Above, we see the outliers really well, but the bottom is a bit clustered and hard to read. Let's try to transform the y axis using a square root transformation.

```{r}
ggplot(data = df, mapping = aes(x = vote_clean, y = hincome)) +
  geom_boxplot() +
  scale_y_sqrt(breaks=c(0,25000,50000,100000,500000,1000000,2000000))
```

Better, we still hard to read. Let's just cut off the rich above 250,000 so we see clearly the distribution of the normal folks.

```{r}
ggplot(data = df, mapping = aes(x = vote_clean, y = hincome)) +
  geom_boxplot() + coord_cartesian(ylim = c(0,250000))
```

[QUESTION]{style="color: red;"} How would you interpret these findings from those three boxplots?

#### 3 - two categorical variables

In the book, they use geom_count().

```{r}
ggplot(data = df) +
  geom_count(mapping = aes(x = vote_clean, y = q46))
```

This is interesting in the sense that we that many liberals think Trudeau held is promises and many conservatives think he did not.

In the social sciences, what we usually want to know is: "how many % of liberals think he did", "how many % of conservatives think he did" etc. The simplest way to do this is as follow:

```{r}
df |>
  group_by(vote_clean,q46) |>
  count() |>
  group_by(vote_clean) |>
  mutate(percent=100*n/sum(n)) |>
  ggplot(aes(x=q46,y=percent,fill=vote_clean)) + 
  geom_bar(position="dodge",stat="identity") +
  geom_text(aes(label=round(percent)),position=position_dodge(width=0.9),vjust=-0.1)
```

[QUESTION]{style="color: red;"} If you focus on the NDP, the Conservatives and the Liberal only (ignore the other parties/choices), for each party, how many % of respondents agree Trudeau his promises (agree = strongly agree + somewhat agree)?

### Section 2 - Your turn

Pick two variables of your choice. The variables can be in this dataset, or they can be in another dataset of your choice. The variables can be continuous or categorical.

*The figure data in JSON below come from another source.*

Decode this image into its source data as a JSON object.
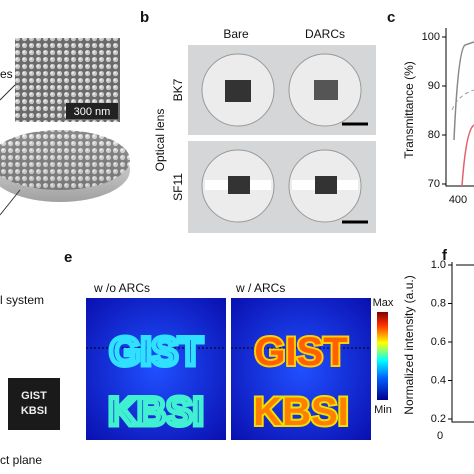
{
  "panel_a": {
    "side_label": "es",
    "scale_bar": "300 nm"
  },
  "panel_b": {
    "letter": "b",
    "columns": [
      "Bare",
      "DARCs"
    ],
    "rows": [
      "BK7",
      "SF11"
    ],
    "group_label": "Optical lens"
  },
  "panel_c": {
    "letter": "c",
    "yticks": [
      "100",
      "90",
      "80",
      "70"
    ],
    "xtick": "400",
    "ylabel": "Transmittance (%)"
  },
  "panel_d": {
    "label_system": "l system",
    "photo_text": [
      "GIST",
      "KBSI"
    ],
    "label_plane": "ct plane"
  },
  "panel_e": {
    "letter": "e",
    "titles": [
      "w /o ARCs",
      "w / ARCs"
    ],
    "image_text": [
      "GIST",
      "KBSI"
    ],
    "colorbar_max": "Max",
    "colorbar_min": "Min"
  },
  "panel_f": {
    "letter": "f",
    "yticks": [
      "1.0",
      "0.8",
      "0.6",
      "0.4",
      "0.2"
    ],
    "xtick": "0",
    "ylabel": "Normalized intensity (a.u.)"
  }
}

Describe in a few words the variables you picked.

Make three figures. The first two figures are univariate analyses of your two variables (bar chart if categorical, histogram if continuous). Add informative figure captions (see R4DS 29.6.2). There's also an example above in the first figure in this document.

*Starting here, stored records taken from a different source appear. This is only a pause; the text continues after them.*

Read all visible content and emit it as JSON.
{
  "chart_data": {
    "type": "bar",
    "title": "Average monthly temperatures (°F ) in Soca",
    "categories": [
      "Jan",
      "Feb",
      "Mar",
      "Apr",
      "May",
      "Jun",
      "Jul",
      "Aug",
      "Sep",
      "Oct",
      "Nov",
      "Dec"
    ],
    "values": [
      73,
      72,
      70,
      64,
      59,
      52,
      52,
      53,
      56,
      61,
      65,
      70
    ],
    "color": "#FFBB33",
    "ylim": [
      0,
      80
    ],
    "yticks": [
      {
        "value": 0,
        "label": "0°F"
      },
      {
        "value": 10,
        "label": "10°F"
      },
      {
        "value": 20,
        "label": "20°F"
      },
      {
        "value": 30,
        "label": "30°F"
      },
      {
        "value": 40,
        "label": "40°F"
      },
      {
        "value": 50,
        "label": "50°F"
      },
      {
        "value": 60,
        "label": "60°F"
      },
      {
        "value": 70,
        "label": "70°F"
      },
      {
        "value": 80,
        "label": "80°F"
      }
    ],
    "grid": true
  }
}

The third figure should depict the two variables together (bivariate analysis). This is not something we've explicitly covered in the class yet but you should be able to adapt the code from above. 

If you two variables are continuous, you can use geom_point() and identify x and y.

If your two variables are categorical, you can imitate the analysis above where we breakdown q46 by vote.

If one variable is continuous and one variable is categorical you can replicate the boxplot analysis.

Very succinctly, comment each figure. Try to make the figures as aesthetically pleasing as possible.